Home > Award Season!, Big Daddy Connie, I look like a moron > The NW Division Masterton Trophy Nominees

The NW Division Masterton Trophy Nominees

First, the poll on the Jack Adams post is finally up.  As for why you can’t see results- we’ll have an award post eventually.  The results are known only to myself and Justin if he’s bothered to figure out how to check. (ed: I have no clue.)

“The Bill Masterton Memorial Trophy is awarded annually to the National Hockey League player who best exemplifies the qualities of perseverance, sportsmanship, and dedication to ice hockey.” In teams that have players who exemplify none of these, it’s awarded to goons or old men.  Just look at some of the nominees this year, Matt Carkner (goon), Mark Recchi (old man), DJ King, (goon), Craig Conroy (awesome old man).

Because these criteria are so vague, the Masterton trophy here will be a goon trophy.  So here are your nominees:

1. Brian McGrattan, Calgary Flames

Arik: The man is a goon through and through. He’s also a good fighter.  Unfortunately that’s all he is. He can barely skate and his effectiveness is limited to 5 minutes a night followed by 5 minutes in the penalty box. I’ll never understand why we dressed him over Prust, who may not have been as good of a fighter, but was more truculent and could actually not look out of place on the ice.
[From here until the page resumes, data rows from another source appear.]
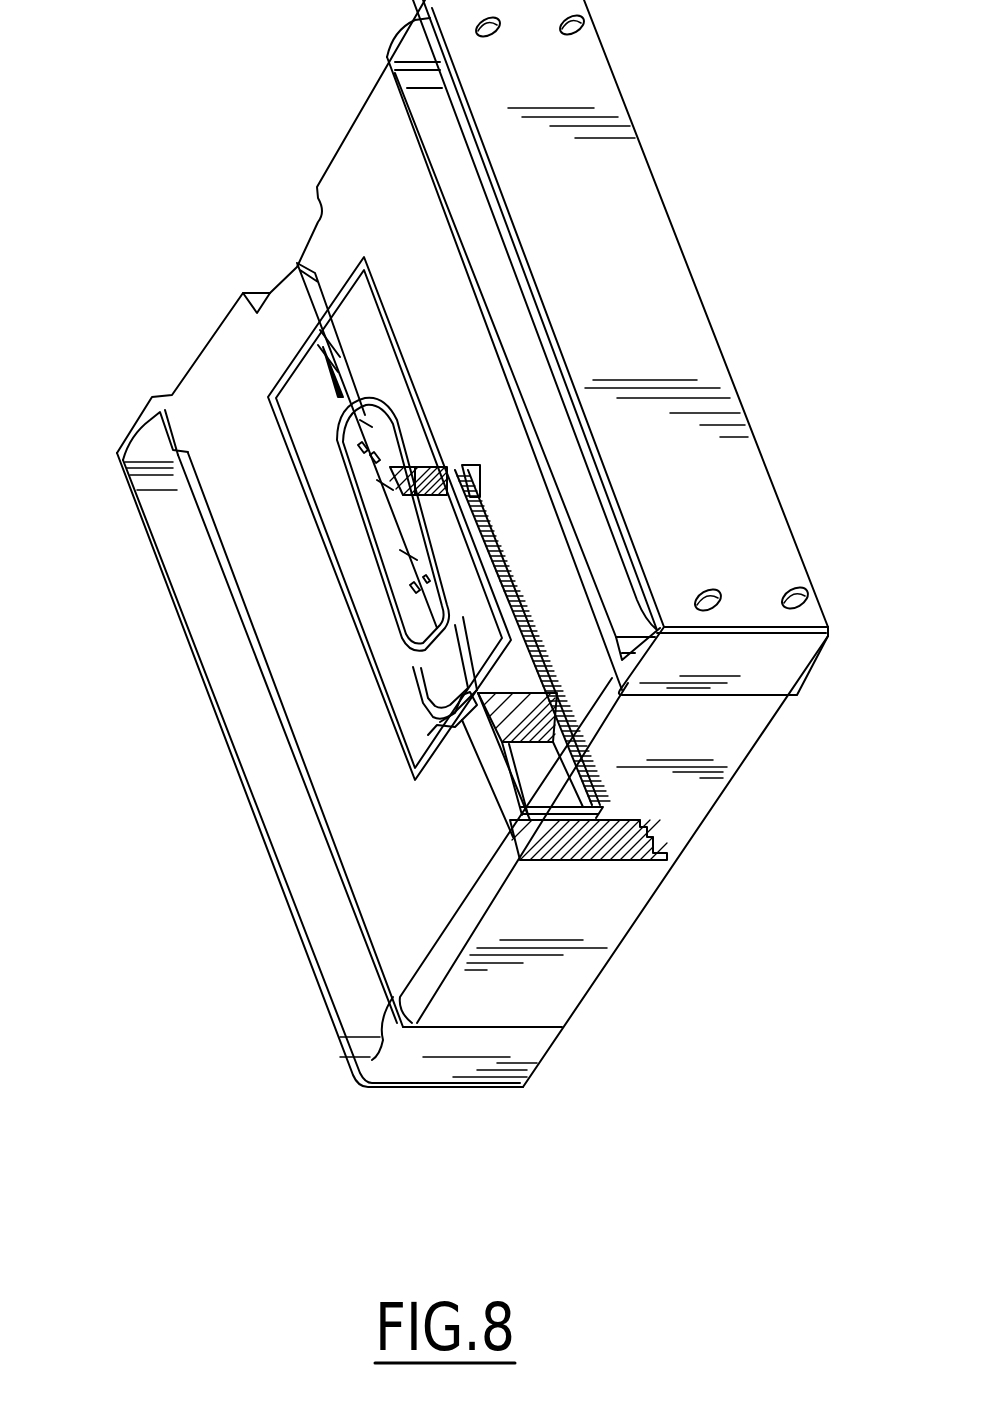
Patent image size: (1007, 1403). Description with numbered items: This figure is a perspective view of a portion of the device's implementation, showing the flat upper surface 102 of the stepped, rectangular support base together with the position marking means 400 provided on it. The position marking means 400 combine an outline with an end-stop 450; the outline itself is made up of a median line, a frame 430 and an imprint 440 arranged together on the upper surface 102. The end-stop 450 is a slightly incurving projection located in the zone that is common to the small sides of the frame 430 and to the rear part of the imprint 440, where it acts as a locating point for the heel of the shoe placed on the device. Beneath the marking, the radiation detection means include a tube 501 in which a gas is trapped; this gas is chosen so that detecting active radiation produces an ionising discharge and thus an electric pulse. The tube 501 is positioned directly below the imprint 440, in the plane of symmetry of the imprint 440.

The upper surface 102 is at (397, 877).
The position marking means 400 is at (380, 397).
The frame 430 is at (428, 421).
The imprint 440 is at (393, 580).
The end-stop 450 is at (463, 697).
The tube 501 is at (540, 697).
Justin: Truculence, Belligerence, Pugnacity, Fortitude and Virility. He was addicted to drugs, you know. Still doesn’t change the fact he sucks more then Staios. And agreed on Prust, who also had Heart. In other news: Daz is very dumb.

2. Derek Boogard, Minnesota Wild

Arik: Not only a goon, but a disgusting cheap one. Also, I feel bad for any kids of his who have to go through elementary and middle school with the last name of Boogard. Kids are cruel.

Justin: Hehe, booger. Did you see that knee about a month ago on some random Oiler? That was awful…knees are not supposed to bend that way.

3. Hugabear Stortini, Edmonton Oilers

Arik: I love Hugabear. He’s so bad. He can’t even fight really, he just grabs on, throws a couple of half-hearted punches, then just holds on for dear life. By far my favorite Oiler (though that’s not exactly saying a lot).

Justin: I hate this guy. Nice cheap shot on Iggy, asshole. And then the guy doesn’t even fight him! Must have been worried he’d end up like Souray.

4. Rick Rypien, Vancouver Canucks

Arik: Honestly, I don’t know what he brings to the Canucks that any other fringe NHLer couldn’t. He fights, but horribly. He’s a horrible skater, has no hands or defensive capability, and yet dresses for a vast majority of Vancouver’s games. Like, 68 this year. Christ, what a moronic idea.

Justin: This guy is interchangible with Darcy Hordichuk. Both skate worse then my dead grandmother would if she had no blades on their skates. I am going to use this line again: collectively, they have less brain cells then a developing embryo.

5. Scott Hannan, Colorado Avalanche

Arik: Who?

Justin: I don’t know. Never heard of him, but I just slipped in $4.5 million worth of hair grease.

I have no idea what the criteria for “NW Goon of the Year” award should be. Therefore- pick your favorite! Whether it’s the cuddliest, the best fighter, most likely to end up in prison- you decide!